Weiner: For the S&P 500 ($SPX: news, chart, profile), the last 12 months earnings are only $20. If you normalize those earnings and look at the trend line, we come out with earnings of about $48. Even at $48, you're still at a 22 or 23 multiple, compared to a historical average of 15. At bear market bottoms, the average multiple has been 11. No matter how you slice it, the market is really highly overvalued.
Q. What about investor sentiment? Many say we can't have a bottom until there's a true capitulation on the part of investors.
Weiner: We think that people just have not given up here. People are talking about this being a downside extreme, but when you look at a real classic downside extreme like 1974, it is just completely different. In 1974, the S&P 500 was selling at 7 times earnings. The number of bearish investment advisors was 65 percent in 1974, and it's about 35 percent now. Equity mutual fund cash at that time was almost 12 percent of assets, now it's only a little over five. At that point, only 4 percent of all stocks were above their 200-day average, and now it's about 60 percent. What we have today is not really an extreme pessimism. People are talking pessimistically but they haven't acted pessimistically. The public is still in there.
Minter: We look tremendously at public participation. Stocks as a percentage of household financial assets are 35 percent presently -- at the market trough in 1974 it got to 14 percent, and in 1982 it got to 11 percent. We expect that to go down to 20 percent or lower, just like we expect the price earnings multiple to get to 15 or lower.
Q. Do you think the economy will slip back into recession?
Weiner: The economy here is very fragile. It's kind of an artificial recovery based on some of the things that happened after 9-11. We had zero-rate auto financing and the heavy discounting on general merchandise, and we had the 2001 tax refund. There's just a whole host of artificial factors that bumped up the economy on a one-time basis.
Usually during a recession the savings rate increases and consumers reliquify. But we have record consumer debt and record corporate debt, a record trade deficit and tremendous dollar overvaluation. Usually recessions are a process where you cleanse out some of these imbalances, but it hasn't been done this time. These imbalances will hinder any recovery, or throw us into a recession.
Minter: What we just witnessed was an unbelievable situation. We just witnessed the longest economic expansion in history, accompanied by the largest financial bubble in all of world history, followed by the biggest drop in corporate earnings history. You have to say to yourself, with all of those things that just took place, could that really be followed by the mildest recession in history?
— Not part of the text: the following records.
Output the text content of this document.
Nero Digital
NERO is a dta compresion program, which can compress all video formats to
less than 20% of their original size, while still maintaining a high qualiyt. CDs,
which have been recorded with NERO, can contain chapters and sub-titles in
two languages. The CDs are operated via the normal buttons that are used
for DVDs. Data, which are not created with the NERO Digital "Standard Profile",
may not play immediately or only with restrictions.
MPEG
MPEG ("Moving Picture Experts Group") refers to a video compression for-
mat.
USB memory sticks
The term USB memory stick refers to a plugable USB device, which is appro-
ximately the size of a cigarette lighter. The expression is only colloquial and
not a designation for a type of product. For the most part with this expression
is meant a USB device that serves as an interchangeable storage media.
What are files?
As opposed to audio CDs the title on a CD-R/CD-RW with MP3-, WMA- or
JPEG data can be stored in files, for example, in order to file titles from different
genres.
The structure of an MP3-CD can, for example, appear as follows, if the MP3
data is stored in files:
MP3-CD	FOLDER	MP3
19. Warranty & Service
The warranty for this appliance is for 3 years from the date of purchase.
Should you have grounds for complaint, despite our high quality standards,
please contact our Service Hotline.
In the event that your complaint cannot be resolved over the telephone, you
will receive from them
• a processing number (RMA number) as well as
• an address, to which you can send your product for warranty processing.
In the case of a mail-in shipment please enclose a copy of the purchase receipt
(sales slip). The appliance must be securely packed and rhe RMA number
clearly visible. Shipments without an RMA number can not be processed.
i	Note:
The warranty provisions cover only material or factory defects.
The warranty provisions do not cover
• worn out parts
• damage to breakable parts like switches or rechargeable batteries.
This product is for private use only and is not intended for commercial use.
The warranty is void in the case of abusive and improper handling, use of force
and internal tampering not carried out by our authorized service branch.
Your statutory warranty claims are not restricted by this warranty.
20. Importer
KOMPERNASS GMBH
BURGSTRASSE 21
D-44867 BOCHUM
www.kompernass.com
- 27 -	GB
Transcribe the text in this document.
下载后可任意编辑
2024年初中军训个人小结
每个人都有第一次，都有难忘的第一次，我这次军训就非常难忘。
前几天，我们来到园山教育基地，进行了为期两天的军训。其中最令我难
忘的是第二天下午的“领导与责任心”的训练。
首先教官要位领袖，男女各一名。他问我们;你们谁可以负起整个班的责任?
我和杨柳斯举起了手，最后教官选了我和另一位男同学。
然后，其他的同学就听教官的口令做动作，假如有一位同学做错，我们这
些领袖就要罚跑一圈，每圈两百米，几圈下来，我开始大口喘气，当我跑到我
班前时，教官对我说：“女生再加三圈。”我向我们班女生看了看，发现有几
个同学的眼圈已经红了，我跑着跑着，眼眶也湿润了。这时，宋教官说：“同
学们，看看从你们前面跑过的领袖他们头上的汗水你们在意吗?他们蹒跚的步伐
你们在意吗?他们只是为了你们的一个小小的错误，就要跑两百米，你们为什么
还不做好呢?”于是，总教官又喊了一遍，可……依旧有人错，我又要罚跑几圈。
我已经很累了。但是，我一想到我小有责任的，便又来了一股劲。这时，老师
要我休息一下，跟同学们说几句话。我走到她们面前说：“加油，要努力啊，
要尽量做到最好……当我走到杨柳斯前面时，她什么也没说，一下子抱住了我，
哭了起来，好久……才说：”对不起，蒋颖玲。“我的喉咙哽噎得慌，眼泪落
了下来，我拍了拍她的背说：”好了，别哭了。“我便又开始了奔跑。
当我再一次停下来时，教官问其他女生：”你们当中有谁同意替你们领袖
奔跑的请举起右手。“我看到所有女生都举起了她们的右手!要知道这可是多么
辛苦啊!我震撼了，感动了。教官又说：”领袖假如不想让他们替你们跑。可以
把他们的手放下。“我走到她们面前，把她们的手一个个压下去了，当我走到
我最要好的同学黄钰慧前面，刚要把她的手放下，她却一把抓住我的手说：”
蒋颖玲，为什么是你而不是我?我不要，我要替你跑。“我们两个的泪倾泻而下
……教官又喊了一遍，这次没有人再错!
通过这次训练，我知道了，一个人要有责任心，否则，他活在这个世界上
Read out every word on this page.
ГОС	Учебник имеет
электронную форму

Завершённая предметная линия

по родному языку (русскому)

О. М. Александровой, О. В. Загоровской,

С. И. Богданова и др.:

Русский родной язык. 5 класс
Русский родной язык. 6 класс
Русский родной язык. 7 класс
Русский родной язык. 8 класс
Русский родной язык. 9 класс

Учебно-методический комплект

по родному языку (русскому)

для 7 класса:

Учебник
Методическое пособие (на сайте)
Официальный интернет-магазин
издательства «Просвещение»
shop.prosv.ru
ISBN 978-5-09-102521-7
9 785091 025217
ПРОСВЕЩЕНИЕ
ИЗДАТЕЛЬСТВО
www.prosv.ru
We just think it doesn't make any sense whatsoever.
Q. So what kind of levels do you envision for the stock market?
Minter: Remember, we just lost $12 trillion of wealth worldwide. You just don't come out of something like that easily. We think the S&P will fall to at least 750 or 700, and probably 6,000 for the Dow. But we definitely think it can go lower than that. The Nasdaq has gone down so much, we think the Dow Jones and the S&P will be catching up to it.
You're going to have to see the public -- who has never, ever participated like they have this time -- act like they did in 1974. They had net liquidations for years after the 50-percent decline in 1974.
Q. How long do you expect this unwinding to take?
Weiner: This dates back to March 2000, so it's slightly over two years now. The 1932 bottom was about three years from the 1929 peak even though it started out with a crash very early. If you look at Japan, theirs hasn't ended after 13 years. If we see capitulation take place this year the bottom could very well be this year, but that would be at far lower levels than we are at today.
Minter: Marty is probably leaning more towards it being a three-year phenomenon, and I'm leaning more towards a Japanese style drop.
Q. Why has the public been so slow to abandon stocks in the kind of mass exodus that you're expecting?
Weiner: I think because of the big bull market, which went all the way from 1982 to early 2000, and particularly with the bubble during the last few years of that 18-year period, people got the idea that all declines were there to be bought and that the market always came back quickly. And the message from Wall Street has always been to just buy more when it goes down and to hold long-term. People just think it's going to come back pretty quickly, and this is a very hard attitude to overcome.
Q. Gold has done extremely well through the bear market -- do you own anything in the sector?
Minter: We don't own one gold stock right now because they moved up a little bit too much too early and we're watching for a pullback on it. But we have to watch gold very carefully because we do think there's a high probability that gold will act very, very well after being in a 20-year bear market. Justin Wiser is a reporter for CBS.MarketWatch.com in Washington.